I've uploaded the whole build folder with the debug symbols, the envelope with the captured profile and the profile as downloaded (symbolicated) from Sentry.

marandaneto commented 1 year ago

@vaind I will be OOO until the 7th but feel free to ping @Swatinem on Discord @kahest or @krystofwoldrich can be the bridge as well if needed.

mraleph commented 1 year ago

While symbolication works reasonable well, one function I've devised to actually produce a lot of load is getting multiple frames, with no line numbers present.

It might be that the information is simply missing from the DWARF we generate. We emit just enough information to make meaningful stack traces, which means we don't emit any useful DWARF for the places which are not calls. So if you write something like this:

void foo() {
  for (var i = 0; i < N; i++) {
     // Do some math without any calls.
  }
}

Then the best you can be get is that the time is spent in foo function - but you would not be able to tell where exactly in that function the time is spent.
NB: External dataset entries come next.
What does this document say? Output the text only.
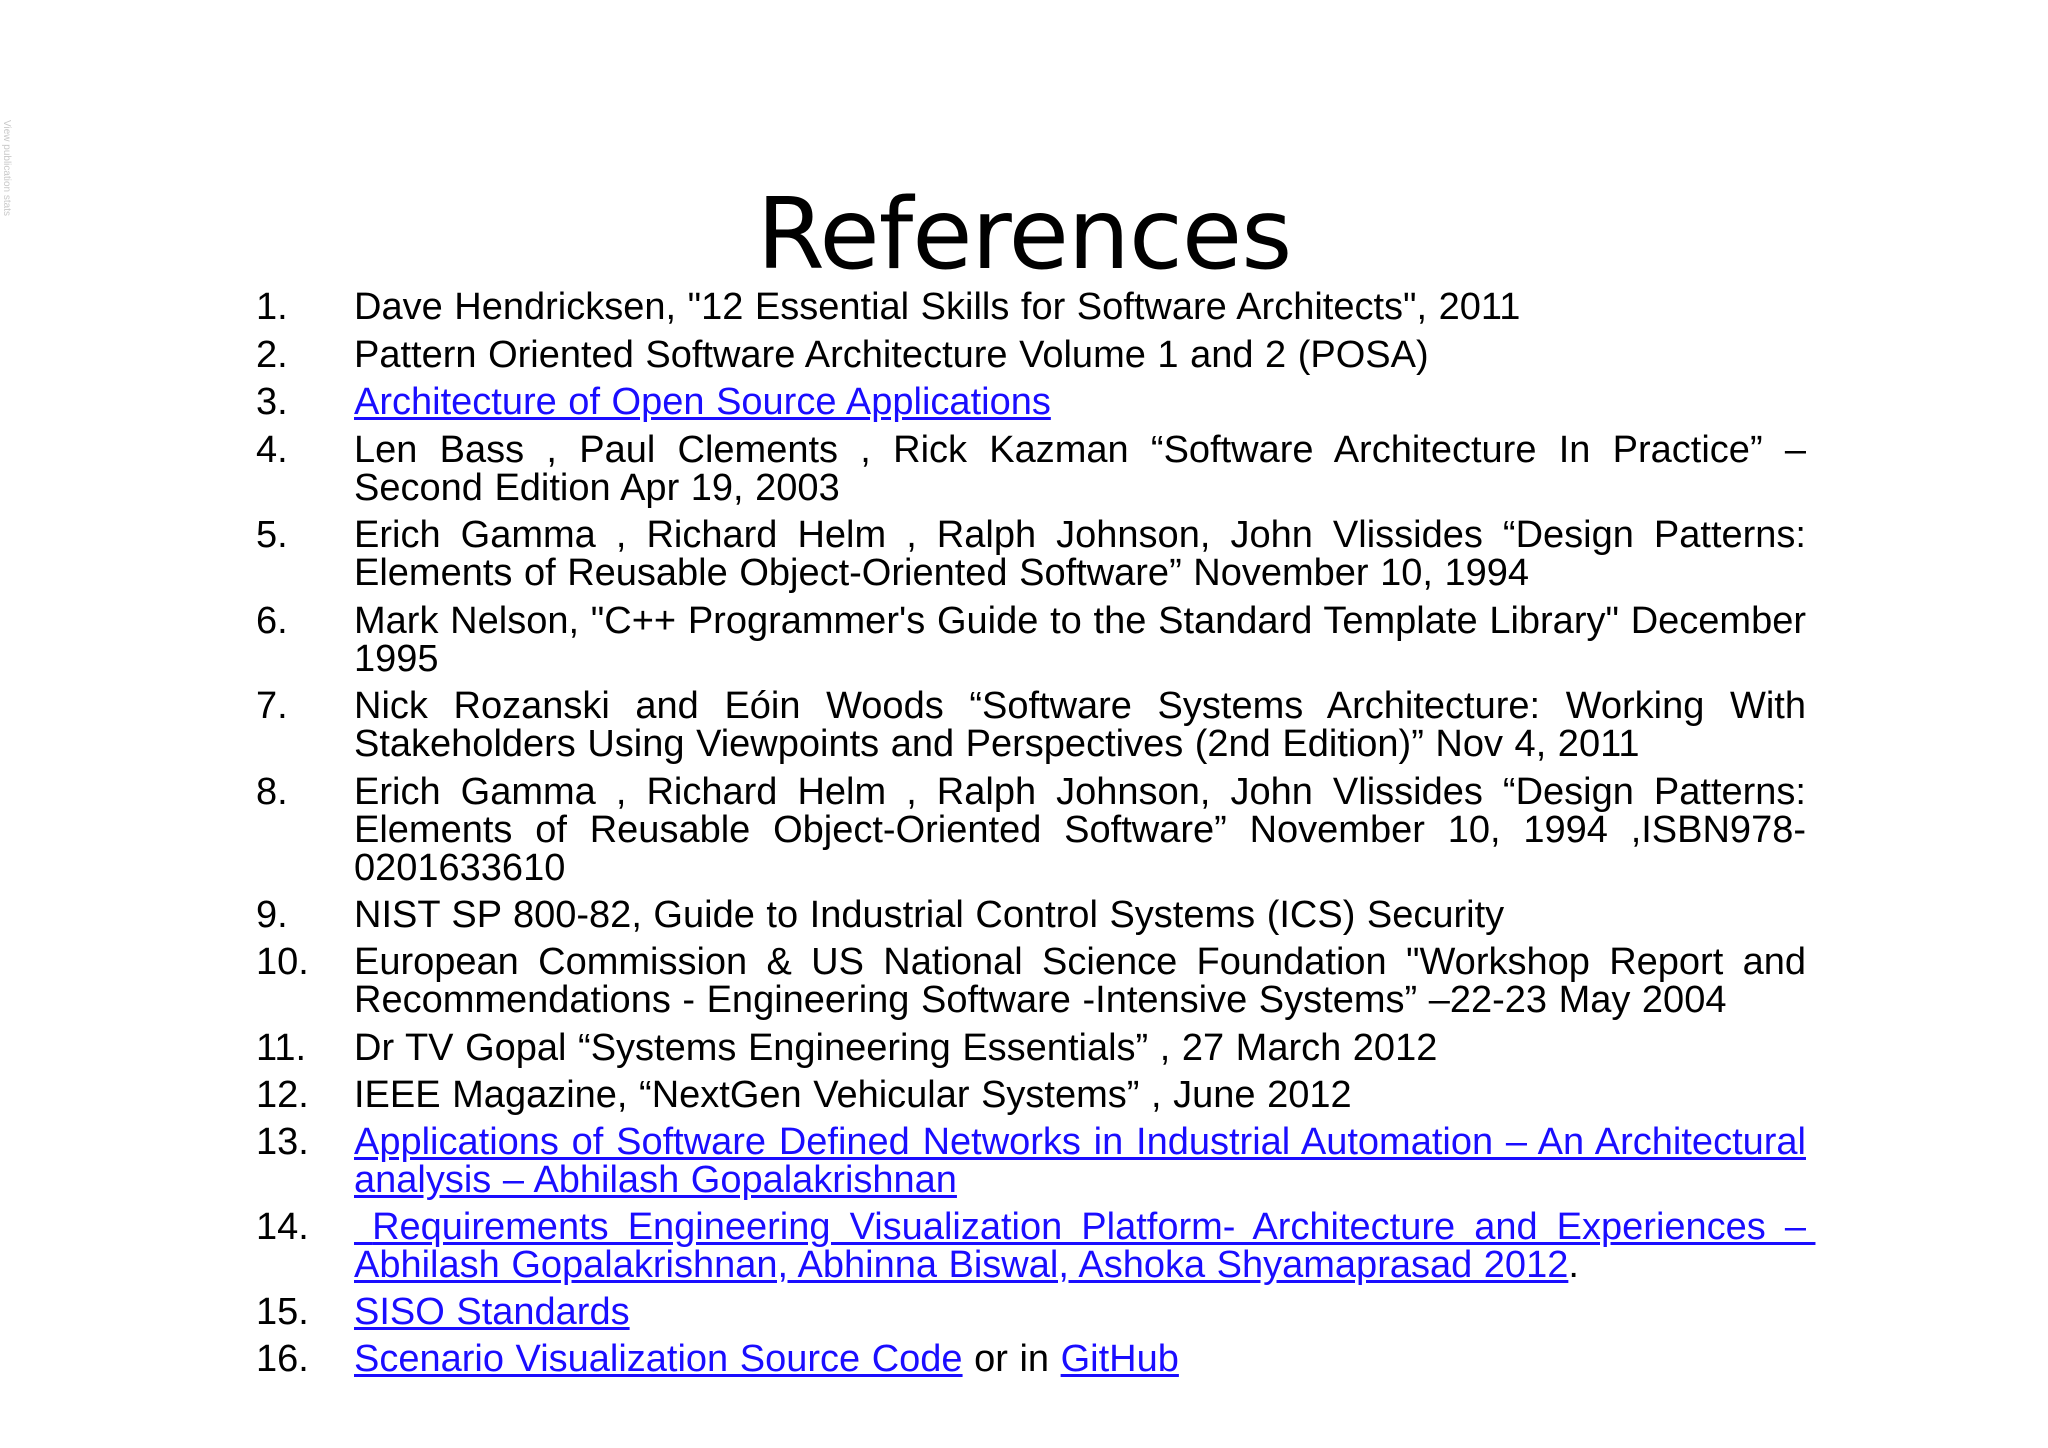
View publication stats
References
1. Dave Hendricksen, "12 Essential Skills for Software Architects", 2011
2. Pattern Oriented Software Architecture Volume 1 and 2 (POSA)
3. Architecture of Open Source Applications
4. Len Bass , Paul Clements , Rick Kazman “Software Architecture In Practice” – Second Edition Apr 19, 2003
5. Erich Gamma , Richard Helm , Ralph Johnson, John Vlissides “Design Patterns: Elements of Reusable Object-Oriented Software” November 10, 1994
6. Mark Nelson, "C++ Programmer's Guide to the Standard Template Library" December 1995
7. Nick Rozanski and Eóin Woods “Software Systems Architecture: Working With Stakeholders Using Viewpoints and Perspectives (2nd Edition)” Nov 4, 2011
8. Erich Gamma , Richard Helm , Ralph Johnson, John Vlissides “Design Patterns: Elements of Reusable Object-Oriented Software” November 10, 1994 ,ISBN978-0201633610
9. NIST SP 800-82, Guide to Industrial Control Systems (ICS) Security
10. European Commission & US National Science Foundation "Workshop Report and Recommendations - Engineering Software -Intensive Systems” –22-23 May 2004
11. Dr TV Gopal “Systems Engineering Essentials” , 27 March 2012
12. IEEE Magazine, “NextGen Vehicular Systems” , June 2012
13. Applications of Software Defined Networks in Industrial Automation – An Architectural analysis – Abhilash Gopalakrishnan
14. Requirements Engineering Visualization Platform- Architecture and Experiences – Abhilash Gopalakrishnan, Abhinna Biswal, Ashoka Shyamaprasad 2012.
15. SISO Standards
16. Scenario Visualization Source Code or in GitHub
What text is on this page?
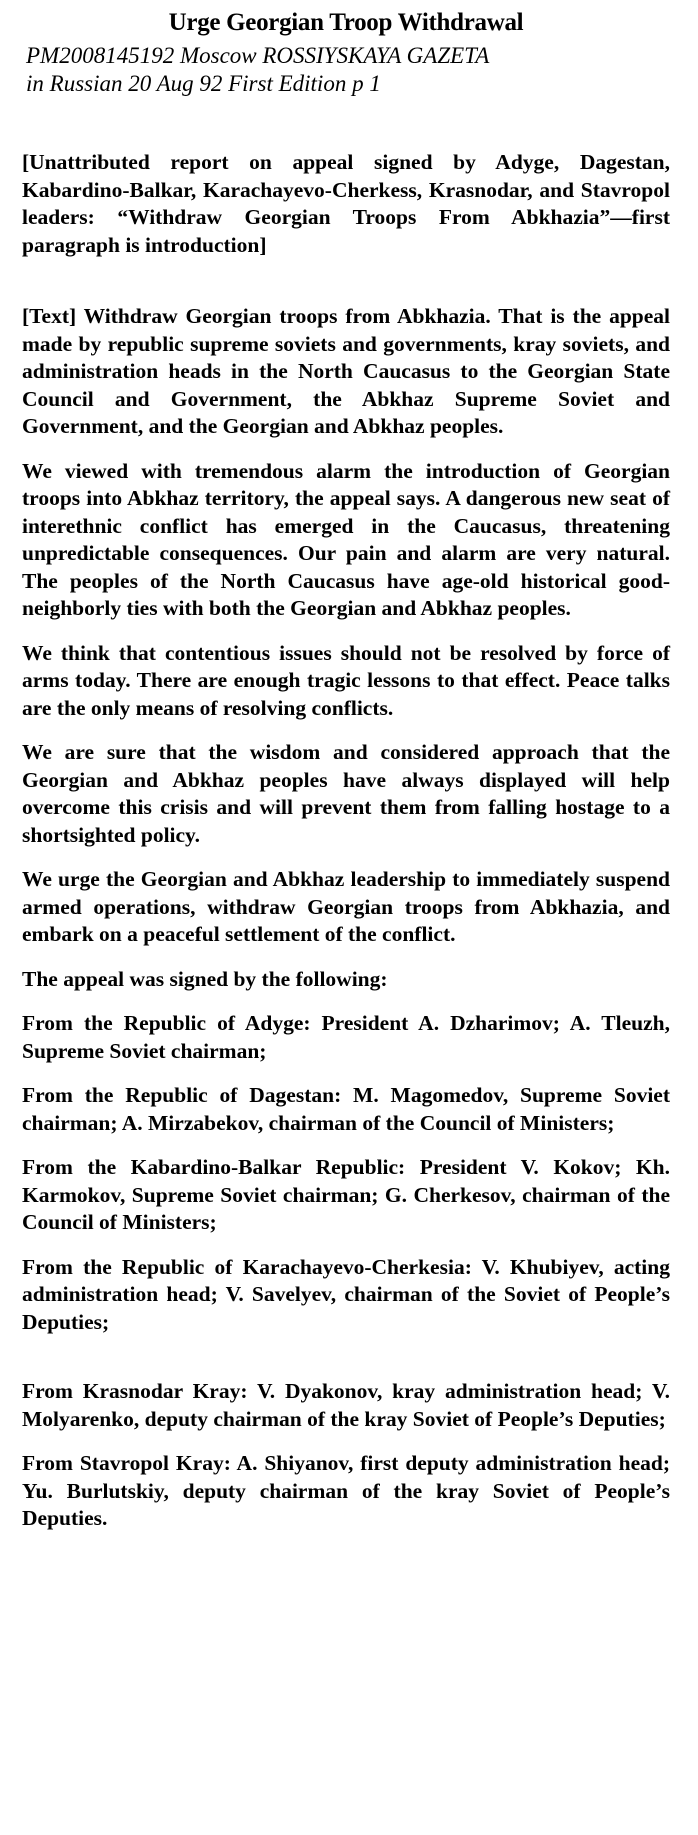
Urge Georgian Troop Withdrawal
PM2008145192 Moscow ROSSIYSKAYA GAZETA
in Russian 20 Aug 92 First Edition p 1

[Unattributed report on appeal signed by Adyge, Dagestan, Kabardino-Balkar, Karachayevo-Cherkess, Krasnodar, and Stavropol leaders: “Withdraw Georgian Troops From Abkhazia”—first paragraph is introduction]

[Text] Withdraw Georgian troops from Abkhazia. That is the appeal made by republic supreme soviets and governments, kray soviets, and administration heads in the North Caucasus to the Georgian State Council and Government, the Abkhaz Supreme Soviet and Government, and the Georgian and Abkhaz peoples.

We viewed with tremendous alarm the introduction of Georgian troops into Abkhaz territory, the appeal says. A dangerous new seat of interethnic conflict has emerged in the Caucasus, threatening unpredictable consequences. Our pain and alarm are very natural. The peoples of the North Caucasus have age-old historical good-neighborly ties with both the Georgian and Abkhaz peoples.

We think that contentious issues should not be resolved by force of arms today. There are enough tragic lessons to that effect. Peace talks are the only means of resolving conflicts.

We are sure that the wisdom and considered approach that the Georgian and Abkhaz peoples have always displayed will help overcome this crisis and will prevent them from falling hostage to a shortsighted policy.

We urge the Georgian and Abkhaz leadership to immediately suspend armed operations, withdraw Georgian troops from Abkhazia, and embark on a peaceful settlement of the conflict.

The appeal was signed by the following:

From the Republic of Adyge: President A. Dzharimov; A. Tleuzh, Supreme Soviet chairman;

From the Republic of Dagestan: M. Magomedov, Supreme Soviet chairman; A. Mirzabekov, chairman of the Council of Ministers;

From the Kabardino-Balkar Republic: President V. Kokov; Kh. Karmokov, Supreme Soviet chairman; G. Cherkesov, chairman of the Council of Ministers;

From the Republic of Karachayevo-Cherkesia: V. Khubiyev, acting administration head; V. Savelyev, chairman of the Soviet of People’s Deputies;

From Krasnodar Kray: V. Dyakonov, kray administration head; V. Molyarenko, deputy chairman of the kray Soviet of People’s Deputies;

From Stavropol Kray: A. Shiyanov, first deputy administration head; Yu. Burlutskiy, deputy chairman of the kray Soviet of People’s Deputies.
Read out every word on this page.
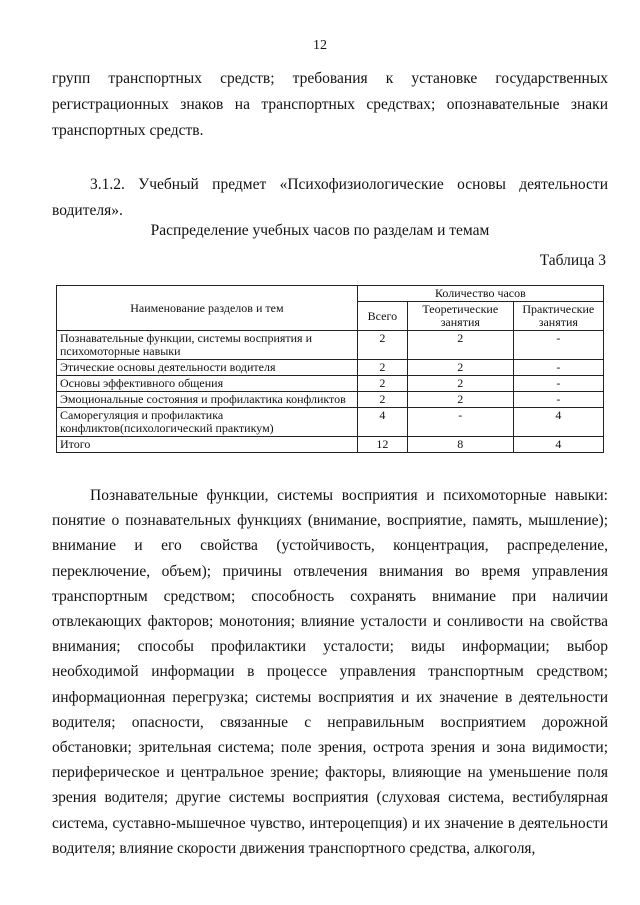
12
групп транспортных средств; требования к установке государственных регистрационных знаков на транспортных средствах; опознавательные знаки транспортных средств.
3.1.2. Учебный предмет «Психофизиологические основы деятельности водителя».
Распределение учебных часов по разделам и темам
Таблица 3
Наименование разделов и тем	Количество часов		
	Всего	Теоретические занятия	Практические занятия
Познавательные функции, системы восприятия и психомоторные навыки	2	2	-
Этические основы деятельности водителя	2	2	-
Основы эффективного общения	2	2	-
Эмоциональные состояния и профилактика конфликтов	2	2	-
Саморегуляция и профилактика конфликтов(психологический практикум)	4	-	4
Итого	12	8	4
Познавательные функции, системы восприятия и психомоторные навыки: понятие о познавательных функциях (внимание, восприятие, память, мышление); внимание и его свойства (устойчивость, концентрация, распределение, переключение, объем); причины отвлечения внимания во время управления транспортным средством; способность сохранять внимание при наличии отвлекающих факторов; монотония; влияние усталости и сонливости на свойства внимания; способы профилактики усталости; виды информации; выбор необходимой информации в процессе управления транспортным средством; информационная перегрузка; системы восприятия и их значение в деятельности водителя; опасности, связанные с неправильным восприятием дорожной обстановки; зрительная система; поле зрения, острота зрения и зона видимости; периферическое и центральное зрение; факторы, влияющие на уменьшение поля зрения водителя; другие системы восприятия (слуховая система, вестибулярная система, суставно-мышечное чувство, интероцепция) и их значение в деятельности водителя; влияние скорости движения транспортного средства, алкоголя,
I suggest just looking at raw PCs that profiler has collected and then looking at the corresponding generated machine code & DWARF to see if this is indeed the case.

vaind commented 1 year ago

While symbolication works reasonable well, one function I've devised to actually produce a lot of load is getting multiple frames, with no line numbers present.

It might be that the information is simply missing from the DWARF we generate. We emit just enough information to make meaningful stack traces, which means we don't emit any useful DWARF for the places which are not calls. So if you write something like this:

void foo() {
  for (var i = 0; i < N; i++) {
     // Do some math without any calls.
  }
}

Then the best you can be get is that the time is spent in foo function - but you would not be able to tell where exactly in that function the time is spent.

I suggest just looking at raw PCs that profiler has collected and then looking at the corresponding generated machine code & DWARF to see if this is indeed the case.

Thanks Slava, I also suspect as much, just wasn't able to confirm with my limited knowledge of DWARF. I was hoping @Swatinem could have a look at some point. It's not a blocker really as it seems to be "just" the leaf function code.

Swatinem commented 1 year ago

I’m stretched really thin these days, please ping me again next week :-)

vaind commented 12 months ago

I’m stretched really thin these days, please ping me again next week :-)

@swatinem any chance you could have a look? The latest profile has even less info, probably inlined?

Swatinem commented 12 months ago

I suggest just looking at raw PCs that profiler has collected and then looking at the corresponding generated machine code & DWARF to see if this is indeed the case.

Was looking at the DWARF, it is indeed reporting line 0, column 0 for the whole block of code that is hit by the profiler.

Looking at the very latest profile / debug file you posted, indeed the DWARF only reports that as a single toplevel function, but it has a ton of line table entries from multiple files as well.

So maybe the DWARF info for inlined functions is not being generated correctly.